La cueva (Spanish: The Cave, also known as In Darkness We Fall) is a 2014 Spanish language found footage horror film that was directed by Alfredo Montero. The film had its world premiere on January 25, 2014 at the International Film Festival Rotterdam and follows five friends that find that their decision to enter a remote cave may be their last.

==Synopsis==
Five friends have decided to set out on a vacation to the beautiful island of Formentera, where they expect to spend their days full of fun and debauchery.

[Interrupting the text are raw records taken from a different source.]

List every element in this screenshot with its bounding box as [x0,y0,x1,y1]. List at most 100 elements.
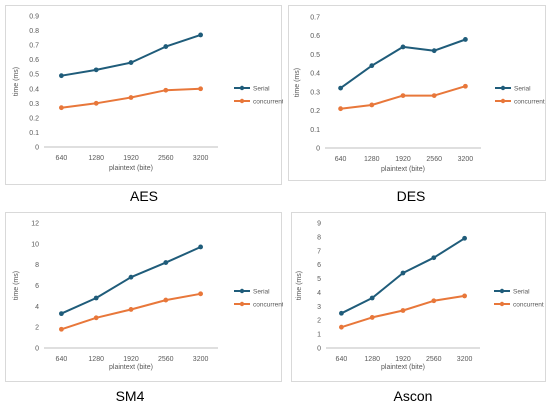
data-point-serial [369,295,375,301]
y-tick-label: 0.1 [310,127,320,134]
x-tick-label: 3200 [193,356,209,363]
data-point-concurrent [128,307,134,312]
chart-panel-ascon: 0 1 2 3 4 5 6 7 8 9 640 1280 1920 2560 3200 plaintext (… [291,212,546,382]
x-axis-title: plaintext (bite) [109,165,153,172]
y-tick-label: 2 [317,318,321,325]
data-point-concurrent [431,298,437,304]
data-point-serial [431,255,437,261]
data-point-concurrent [93,315,99,321]
data-point-concurrent [400,93,406,98]
data-point-serial [400,270,406,276]
x-tick-label: 3200 [193,155,209,162]
y-tick-label: 6 [35,283,39,290]
y-tick-label: 0.4 [29,86,39,93]
legend-marker-serial [239,85,245,91]
data-point-concurrent [59,105,64,111]
y-tick-label: 0.6 [310,33,320,40]
y-tick-label: 0.9 [29,14,39,21]
x-tick-label: 1920 [123,356,139,363]
y-tick-label: 0.4 [310,71,320,78]
legend-marker-concurrent [499,301,505,307]
data-point-concurrent [163,297,169,303]
data-point-concurrent [431,93,437,98]
data-point-serial [463,37,468,42]
legend-label-serial: Serial [514,86,531,93]
legend-marker-serial [500,85,506,91]
y-tick-label: 9 [317,221,321,228]
legend-marker-concurrent [239,301,245,307]
data-point-serial [338,85,343,91]
data-point-concurrent [128,95,134,100]
x-axis-title: plaintext (bite) [109,364,153,371]
y-tick-label: 1 [317,332,321,339]
x-tick-label: 2560 [426,156,442,163]
y-axis-title: time (ms) [13,67,20,96]
data-point-serial [198,32,204,38]
y-tick-label: 0 [35,346,39,353]
data-point-concurrent [198,291,204,297]
x-tick-label: 1920 [395,356,411,363]
chart-caption-ascon: Ascon [393,388,433,404]
series-line-serial [60,246,202,315]
y-tick-label: 8 [35,262,39,269]
data-point-concurrent [59,326,64,332]
data-point-serial [369,63,375,69]
y-tick-label: 0.7 [310,15,320,22]
chart-panel-aes: 0 0.1 0.2 0.3 0.4 0.5 0.6 0.7 0.8 0.9 640 1280 1920 2… [5,5,283,185]
y-axis-title: time (ms) [13,271,20,300]
y-tick-label: 5 [317,276,321,283]
y-tick-label: 0.5 [310,52,320,59]
x-axis-title: plaintext (bite) [381,364,425,371]
x-tick-label: 640 [335,156,347,163]
legend-label-concurrent: concurrent [253,302,283,309]
data-point-concurrent [462,293,467,299]
data-point-serial [198,244,204,250]
x-axis-title: plaintext (bite) [381,166,425,173]
data-point-concurrent [369,315,375,320]
y-tick-label: 6 [317,262,321,269]
x-tick-label: 2560 [158,155,174,162]
x-tick-label: 1920 [395,156,411,163]
data-point-serial [431,48,437,54]
x-tick-label: 1280 [88,356,104,363]
x-tick-label: 640 [336,356,348,363]
y-tick-label: 12 [31,221,39,228]
data-point-serial [59,311,64,317]
legend-label-serial: Serial [253,289,270,296]
y-tick-label: 0 [316,146,320,153]
data-point-serial [339,310,344,316]
x-tick-label: 3200 [457,356,473,363]
y-axis-title: time (ms) [296,271,303,300]
data-point-serial [128,60,134,65]
series-line-serial [61,33,201,77]
data-point-serial [93,295,99,301]
y-tick-label: 8 [317,234,321,241]
legend-label-serial: Serial [253,86,270,93]
data-point-concurrent [463,83,468,89]
x-tick-label: 1280 [364,156,380,163]
y-tick-label: 0 [317,346,321,353]
data-point-concurrent [93,100,99,106]
y-tick-label: 0.8 [29,28,39,35]
y-tick-label: 0 [35,145,39,152]
legend-label-concurrent: concurrent [513,302,544,309]
x-tick-label: 640 [56,356,68,363]
y-tick-label: 3 [317,304,321,311]
y-tick-label: 0.2 [29,115,39,122]
legend-label-serial: Serial [513,289,530,296]
x-tick-label: 1920 [123,155,139,162]
series-line-serial [340,237,466,315]
data-point-concurrent [400,308,406,313]
x-tick-label: 640 [56,155,68,162]
legend-marker-serial [239,288,245,294]
data-point-serial [163,260,169,265]
y-tick-label: 0.3 [29,101,39,108]
x-tick-label: 3200 [458,156,474,163]
legend-label-concurrent: concurrent [514,99,545,106]
data-point-serial [400,44,406,50]
data-point-serial [93,67,99,73]
data-point-concurrent [339,324,344,330]
chart-caption-sm4: SM4 [115,388,145,404]
chart-aes: 0 0.1 0.2 0.3 0.4 0.5 0.6 0.7 0.8 0.9 640 1280 1920 2… [13,14,283,173]
chart-panel-des: 0 0.1 0.2 0.3 0.4 0.5 0.6 0.7 640 1280 1920 2560 320… [288,5,546,181]
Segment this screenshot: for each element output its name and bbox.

On one of their outings they come across a cave set in a cliff and decide that it would be exciting to investigate it and see what they could find. However it isn't long before the group realizes that they have lost their way, prompting them to try to find the exit instead of exploring further. Unfortunately they are unsuccessful in their attempt and are forced to stay the night. They consequently find their sanity weakening.

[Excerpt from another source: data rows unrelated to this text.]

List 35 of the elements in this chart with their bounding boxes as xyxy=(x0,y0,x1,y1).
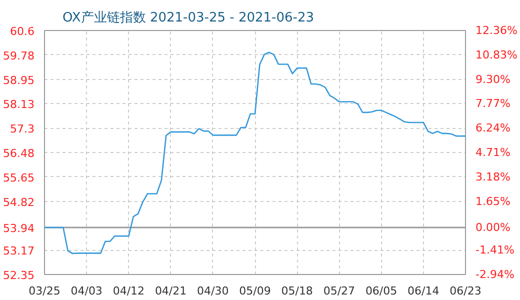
y2-tick-label: 10.83% xyxy=(476,48,518,62)
y2-tick-label: 6.24% xyxy=(476,122,510,135)
x-tick-label: 06/14 xyxy=(408,284,440,298)
x-tick-label: 05/09 xyxy=(239,284,271,298)
x-tick-label: 06/23 xyxy=(450,284,482,298)
y2-tick-label: 1.65% xyxy=(476,194,510,208)
y-tick-label: 54.82 xyxy=(3,196,35,209)
y2-tick-label: 9.30% xyxy=(476,72,510,86)
y2-tick-label: -1.41% xyxy=(476,244,514,257)
y-tick-label: 58.13 xyxy=(3,98,35,112)
x-tick-label: 05/27 xyxy=(323,284,356,298)
y-tick-label: 60.6 xyxy=(10,25,35,38)
y-tick-label: 57.3 xyxy=(10,122,35,136)
x-tick-label: 06/05 xyxy=(365,284,398,298)
y-tick-label: 52.35 xyxy=(3,269,35,282)
y2-tick-label: 12.36% xyxy=(476,24,518,37)
y-tick-label: 53.94 xyxy=(3,222,35,235)
y2-tick-label: 4.71% xyxy=(476,146,510,159)
y-tick-label: 58.95 xyxy=(3,74,35,87)
y2-tick-label: 3.18% xyxy=(476,170,510,184)
y-tick-label: 59.78 xyxy=(3,49,35,62)
x-tick-label: 04/03 xyxy=(70,284,102,298)
y-tick-label: 53.17 xyxy=(3,244,35,258)
y2-tick-label: 7.77% xyxy=(476,97,510,110)
y-tick-label: 55.65 xyxy=(3,171,35,184)
line-series xyxy=(44,52,466,254)
y2-tick-label: -2.94% xyxy=(476,268,514,281)
y-tick-label: 56.48 xyxy=(3,146,35,160)
x-tick-label: 05/18 xyxy=(281,284,313,298)
x-tick-label: 04/30 xyxy=(197,284,229,298)
x-tick-label: 04/12 xyxy=(112,284,145,298)
chart-title: OX产业链指数 2021-03-25 - 2021-06-23 xyxy=(62,10,314,26)
x-tick-label: 04/21 xyxy=(154,284,187,298)
y2-tick-label: 0.00% xyxy=(476,221,510,234)
x-tick-label: 03/25 xyxy=(28,284,60,298)
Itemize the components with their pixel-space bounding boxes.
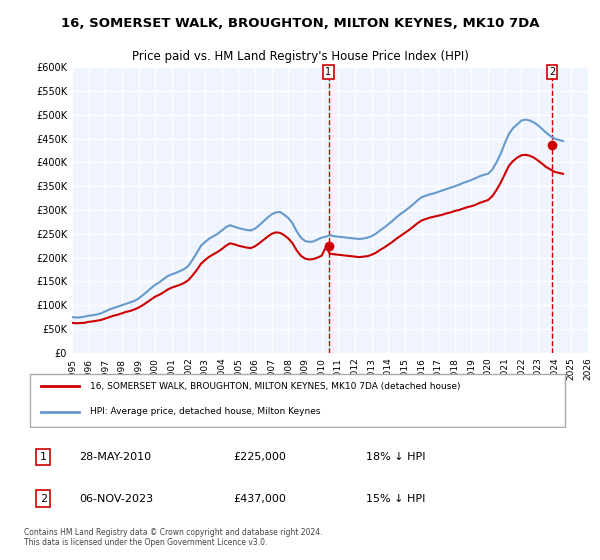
Text: 16, SOMERSET WALK, BROUGHTON, MILTON KEYNES, MK10 7DA (detached house): 16, SOMERSET WALK, BROUGHTON, MILTON KEY… [90, 382, 461, 391]
Text: 18% ↓ HPI: 18% ↓ HPI [366, 452, 426, 462]
Text: 16, SOMERSET WALK, BROUGHTON, MILTON KEYNES, MK10 7DA: 16, SOMERSET WALK, BROUGHTON, MILTON KEY… [61, 17, 539, 30]
FancyBboxPatch shape [29, 374, 565, 427]
Text: 2: 2 [549, 67, 555, 77]
Text: 15% ↓ HPI: 15% ↓ HPI [366, 494, 425, 503]
Text: 28-MAY-2010: 28-MAY-2010 [79, 452, 151, 462]
Text: 1: 1 [325, 67, 332, 77]
Text: 06-NOV-2023: 06-NOV-2023 [79, 494, 154, 503]
Text: £437,000: £437,000 [234, 494, 287, 503]
Text: Contains HM Land Registry data © Crown copyright and database right 2024.
This d: Contains HM Land Registry data © Crown c… [24, 528, 323, 548]
Text: Price paid vs. HM Land Registry's House Price Index (HPI): Price paid vs. HM Land Registry's House … [131, 50, 469, 63]
Text: £225,000: £225,000 [234, 452, 287, 462]
Text: 1: 1 [40, 452, 47, 462]
Text: HPI: Average price, detached house, Milton Keynes: HPI: Average price, detached house, Milt… [90, 407, 321, 416]
Text: 2: 2 [40, 494, 47, 503]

As the lack of food, water, and sunlight paired with the isolation from society due to a lack of cell phone reception begins to take its toll on the group, they find themselves beginning to panic and hallucinate. Eventually their survival will rely on them making certain decisions that will change them forever.

==Cast==
- Marta Castellote
- Xoel Fernández
- Eva García-Vacas
- Marcos Ortiz
- Jorge Páez

==Reception==
Fangoria gave the movie two out of four skulls and stated that at times the pacing was uneven and the film had some overly familiar elements, but stated that the movie was overall "an unsettling portrait of humanity". Twitch Film also commented on the movie's similarity to other films in the found footage genre, commenting that viewers would likely be able to predict the movie's events but overall felt that the movie's "impressive, strong third act ensures it will have its fans".

===Awards===
- Silver Biznaga for Best Actress at the Málaga Film Festival (Zonazine competition) (2014, won, Eva García-Vacas)
- Silver Biznaga for Best Actor at the Málaga Spanish Film Festival (Zonazine competition) (2014, won, Marcos Ortiz)
- Silver Biznaga for Best Film at the Málaga Spanish Film Festival (Zonazine competition) (2014, won)

== Remake ==
An English-language remake of the film titled Fall into Darkness was announced in July 2021. It will be directed by Roxanne Benjamin, and the cast includes Nell Tiger Free, Thomas Doherty and Lorenza Izzo.